Il 05/03/2014 06:15, Alexey Kardashevskiy ha scritto:
Normally VIOSRP_OK (0) means success and non-zero value means error
except VIOSRP_OK2 (0x99) which is another success code by weird accident.
This uses 0 as success code always as some guests do not cope with
the 0x99 value well. The existing linux driver checks for both VIOSRP_OK
and VIOSRP_OK2 since 2.6.32.
This returns non-zero code (VIOSRP_ADAPTER_FAIL == 0x10) on errors which
can only happen if DMA write failed.
Suggested-by: Benjamin Herrenschmidt <b...@kernel.crashing.org>
Signed-off-by: Alexey Kardashevskiy <a...@ozlabs.ru>
---
hw/scsi/spapr_vscsi.c | 4 ++--
1 file changed, 2 insertions(+), 2 deletions(-)
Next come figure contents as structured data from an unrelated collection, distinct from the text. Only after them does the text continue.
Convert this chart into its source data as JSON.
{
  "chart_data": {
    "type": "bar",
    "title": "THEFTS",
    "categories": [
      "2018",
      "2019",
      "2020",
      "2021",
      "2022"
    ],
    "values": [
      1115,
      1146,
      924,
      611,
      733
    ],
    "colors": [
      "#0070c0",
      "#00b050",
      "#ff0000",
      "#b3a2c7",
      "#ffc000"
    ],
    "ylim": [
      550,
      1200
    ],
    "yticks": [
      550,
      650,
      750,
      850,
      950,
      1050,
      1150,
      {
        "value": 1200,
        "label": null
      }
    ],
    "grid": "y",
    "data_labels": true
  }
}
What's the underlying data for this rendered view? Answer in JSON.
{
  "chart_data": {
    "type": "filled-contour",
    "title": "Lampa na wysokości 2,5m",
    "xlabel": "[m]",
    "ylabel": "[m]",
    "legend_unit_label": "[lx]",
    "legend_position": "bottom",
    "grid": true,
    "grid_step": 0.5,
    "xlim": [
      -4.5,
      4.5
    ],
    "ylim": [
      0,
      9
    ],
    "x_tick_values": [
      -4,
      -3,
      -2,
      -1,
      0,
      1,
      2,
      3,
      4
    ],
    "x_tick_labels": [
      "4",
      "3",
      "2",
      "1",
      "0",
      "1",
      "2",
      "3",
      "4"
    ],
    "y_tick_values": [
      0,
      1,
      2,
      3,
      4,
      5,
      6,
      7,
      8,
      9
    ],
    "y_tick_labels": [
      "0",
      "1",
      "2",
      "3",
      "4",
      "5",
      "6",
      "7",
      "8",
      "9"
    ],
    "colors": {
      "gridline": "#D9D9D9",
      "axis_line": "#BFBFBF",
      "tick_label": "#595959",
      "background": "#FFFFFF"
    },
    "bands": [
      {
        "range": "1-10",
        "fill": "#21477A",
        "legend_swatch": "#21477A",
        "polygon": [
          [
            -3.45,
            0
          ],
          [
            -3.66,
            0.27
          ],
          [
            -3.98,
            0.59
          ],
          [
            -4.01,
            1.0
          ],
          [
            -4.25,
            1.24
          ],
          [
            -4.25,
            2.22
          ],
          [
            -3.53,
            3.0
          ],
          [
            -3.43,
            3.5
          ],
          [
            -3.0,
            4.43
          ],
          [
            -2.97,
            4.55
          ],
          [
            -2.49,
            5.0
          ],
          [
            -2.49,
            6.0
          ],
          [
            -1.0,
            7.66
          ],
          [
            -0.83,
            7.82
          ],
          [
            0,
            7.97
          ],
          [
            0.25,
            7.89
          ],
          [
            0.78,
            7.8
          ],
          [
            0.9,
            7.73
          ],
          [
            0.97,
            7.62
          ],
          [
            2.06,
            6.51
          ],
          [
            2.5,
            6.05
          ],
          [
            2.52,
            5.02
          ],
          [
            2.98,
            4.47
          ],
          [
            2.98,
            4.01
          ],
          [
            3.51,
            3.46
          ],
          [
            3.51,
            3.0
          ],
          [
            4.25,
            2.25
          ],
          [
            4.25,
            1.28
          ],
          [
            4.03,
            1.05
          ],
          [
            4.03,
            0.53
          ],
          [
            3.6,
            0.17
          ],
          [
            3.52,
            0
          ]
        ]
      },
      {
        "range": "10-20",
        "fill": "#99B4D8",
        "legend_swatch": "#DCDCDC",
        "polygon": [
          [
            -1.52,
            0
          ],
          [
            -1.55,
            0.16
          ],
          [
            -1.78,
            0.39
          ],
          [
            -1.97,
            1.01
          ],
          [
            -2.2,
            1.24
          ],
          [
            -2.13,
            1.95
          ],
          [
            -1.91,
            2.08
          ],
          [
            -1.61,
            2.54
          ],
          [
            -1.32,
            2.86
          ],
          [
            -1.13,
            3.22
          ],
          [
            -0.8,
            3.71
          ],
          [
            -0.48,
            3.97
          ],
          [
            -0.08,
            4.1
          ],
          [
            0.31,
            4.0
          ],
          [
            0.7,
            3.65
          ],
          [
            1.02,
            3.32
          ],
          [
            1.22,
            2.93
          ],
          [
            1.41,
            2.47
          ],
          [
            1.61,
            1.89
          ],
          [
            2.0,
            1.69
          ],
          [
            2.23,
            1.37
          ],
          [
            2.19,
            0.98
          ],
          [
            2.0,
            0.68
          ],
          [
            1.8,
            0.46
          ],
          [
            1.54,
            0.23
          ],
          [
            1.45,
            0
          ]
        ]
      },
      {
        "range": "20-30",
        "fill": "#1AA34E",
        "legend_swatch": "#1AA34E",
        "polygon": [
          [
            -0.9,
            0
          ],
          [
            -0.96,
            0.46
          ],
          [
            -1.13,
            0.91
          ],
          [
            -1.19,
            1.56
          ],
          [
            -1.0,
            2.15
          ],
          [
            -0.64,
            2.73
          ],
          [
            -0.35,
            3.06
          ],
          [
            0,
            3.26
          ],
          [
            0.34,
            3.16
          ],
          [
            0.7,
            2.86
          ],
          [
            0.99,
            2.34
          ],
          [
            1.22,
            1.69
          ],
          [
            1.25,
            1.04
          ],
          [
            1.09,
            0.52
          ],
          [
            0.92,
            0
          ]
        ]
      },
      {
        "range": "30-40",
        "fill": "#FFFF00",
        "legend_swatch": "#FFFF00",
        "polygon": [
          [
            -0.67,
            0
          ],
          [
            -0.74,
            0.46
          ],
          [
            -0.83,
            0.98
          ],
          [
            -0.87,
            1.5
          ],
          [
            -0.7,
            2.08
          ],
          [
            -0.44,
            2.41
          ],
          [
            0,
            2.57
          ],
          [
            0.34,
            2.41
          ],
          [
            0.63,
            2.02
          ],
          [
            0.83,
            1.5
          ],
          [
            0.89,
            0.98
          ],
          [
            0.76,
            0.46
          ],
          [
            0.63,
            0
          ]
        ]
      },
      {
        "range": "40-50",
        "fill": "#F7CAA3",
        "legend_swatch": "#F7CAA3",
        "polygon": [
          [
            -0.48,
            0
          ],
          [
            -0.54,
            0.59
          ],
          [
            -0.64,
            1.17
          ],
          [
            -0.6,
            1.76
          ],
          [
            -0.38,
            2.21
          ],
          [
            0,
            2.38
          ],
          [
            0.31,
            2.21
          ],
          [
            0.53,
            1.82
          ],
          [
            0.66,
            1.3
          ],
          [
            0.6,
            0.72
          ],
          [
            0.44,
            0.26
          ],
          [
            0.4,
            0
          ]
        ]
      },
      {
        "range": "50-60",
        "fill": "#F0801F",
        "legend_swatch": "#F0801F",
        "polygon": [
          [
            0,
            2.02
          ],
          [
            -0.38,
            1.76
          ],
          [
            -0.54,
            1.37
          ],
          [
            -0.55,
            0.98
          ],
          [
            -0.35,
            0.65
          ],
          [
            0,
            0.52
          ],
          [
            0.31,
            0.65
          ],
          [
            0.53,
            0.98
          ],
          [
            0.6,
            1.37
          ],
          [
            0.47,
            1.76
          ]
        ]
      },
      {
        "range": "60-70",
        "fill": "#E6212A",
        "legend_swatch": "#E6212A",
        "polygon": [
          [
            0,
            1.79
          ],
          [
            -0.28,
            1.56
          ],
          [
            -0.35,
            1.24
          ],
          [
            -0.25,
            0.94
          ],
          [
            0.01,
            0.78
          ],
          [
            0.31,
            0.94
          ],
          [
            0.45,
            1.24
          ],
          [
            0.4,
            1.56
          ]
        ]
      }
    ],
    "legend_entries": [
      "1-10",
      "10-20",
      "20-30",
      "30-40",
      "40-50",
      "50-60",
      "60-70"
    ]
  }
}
diff --git a/hw/scsi/spapr_vscsi.c b/hw/scsi/spapr_vscsi.c
index e8bca39..6460e06 100644
--- a/hw/scsi/spapr_vscsi.c
+++ b/hw/scsi/spapr_vscsi.c
@@ -193,9 +193,9 @@ static int vscsi_send_iu(VSCSIState *s, vscsi_req *req,
req->crq.s.IU_data_ptr = req->iu.srp.rsp.tag; /* right byte order */
if (rc == 0) {
- req->crq.s.status = 0x99; /* Just needs to be non-zero */
+ req->crq.s.status = VIOSRP_OK;
} else {
- req->crq.s.status = 0x00;
+ req->crq.s.status = VIOSRP_ADAPTER_FAIL;
}
rc1 = spapr_vio_send_crq(&s->vdev, req->crq.raw);
Since Alex is on vacation, I've applied this to scsi-next.